Taking an ideological stance is certainly the sexier route, as Tamar Haspel and Mike Grunwald, two awesome journalists discussed on their podcast Climavores: “Journalism isn’t as sexy as tribalism. Right?”
Enabling systems-level transformation
The problem is that if we do not collaborate on the issues, we will not create the systems-level shifts the food system needs to adapt to climate change and solve its social problems in the immediate future.
Technologies certainly have the potential to disrupt industries, and there are several amazing startups out there that I truly believe will make an enormous impact in their part of the sector. But that’s just it; however big their ambitions and potential, they will always be one part of the wider industry and numerous global systems. Agrifood is a global, complex, nature-based industry at the behest of weather, climate, corporate control, and more. It needs a multi-pronged approach to enable true transformation.
For example, to mobilize the world’s farming communities to transition to more ecological practices or even shift away from animal agriculture altogether, governments, the private sector, and the non-profit sector will need to work together to ensure farmers can access the financing, the know-how and the tools they need to do so. Similarly, providing improved, local access to high-quality food, and reducing food waste, will necessitate a multi-stakeholder approach.
The more the agrifoodtech categories engage and collaborate with one another, the more quickly they might discover what works and what doesn’t at a systems level. And they might just be able to help each other — one person’s waste stream is another person’s gold mine et cetera.
Leave cancel culture at the door
If you ask most people why they’re working in our niche category, they will say it’s to improve the food system; to fight climate change; to have a positive impact on people’s lives.
Just because they’re doing it differently doesn’t mean it’s wrong or that there isn’t space for it alongside what someone else is doing.
They will also no doubt agree that the agrifood innovation industry is still way too small considering its importance.
I’ve been mulling this article since last September when I attended a summit in Italy but have been hesitant to put it out for one reason or another, and certainly for fear of trolls from all angles. And then just today I got the confidence to push it out after I listened to the last episode of Climavores. Tamar Haspel, who comes from the perhaps more techno-optimist side of the tracks, concluded the episode with this:
“And so I guess what I would like is to make the tent bigger, too, to get more people on the bus of some of these solutions that show some promise to see if we all can’t try and leave our ideology at the door to try and look at these in as clear-eyed a way as we can.”
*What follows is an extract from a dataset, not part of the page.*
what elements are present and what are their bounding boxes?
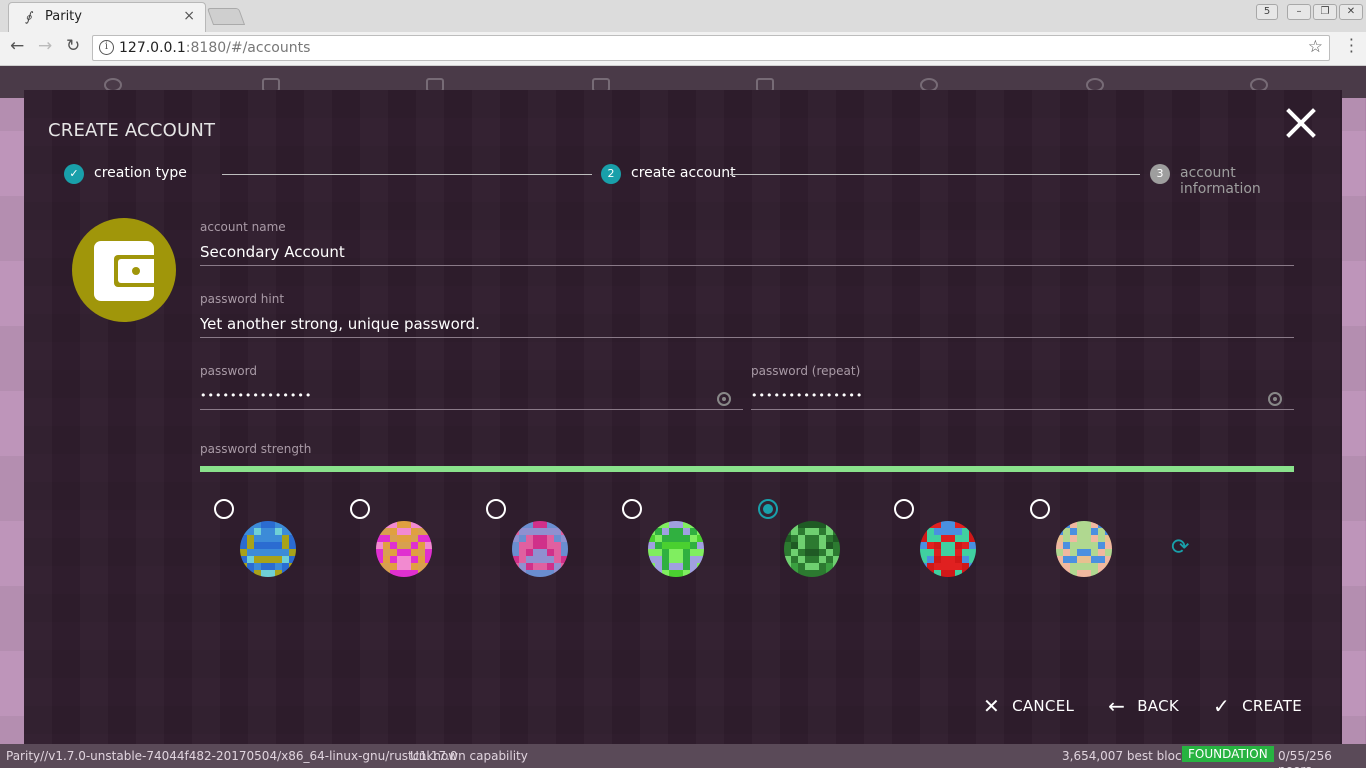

So this is not a call to stop debate or criticism; far from it. It is essential that we test opinions and assumptions to continuously evolve our thinking. Competition is also invaluable in ensuring innovations and businesses constantly improve.
It was good to see UK journalist George Monbiot and regenerative agriculture pioneer Allan Savory engage in a formal debate (of sorts) just yesterday in Oxford, UK, after an aggressive and increasingly unpleasant Twitter exchange over the past few months. And while I wouldn’t say the debate was a success, it was a formal recognition of and respect for the other person’s opinion. It was also a realisation of how differently two people can think about the same topic.
But instead of well-mannered critique and respect for diverse and opposing viewpoints, I am increasingly noticing — and I know many of you are too — too many people across factions of our industry refusing to accept the role or opinion of those from another side. Not only is this akin to cancel culture, but it’s the opposite of progression. It’s off-putting to those looking in on our niche space and it’s dangerous territory when it involves our survival.
So this is a call to be more open-minded; to find common ground; to be civil; to celebrate our differences; and to stop the childish food fight!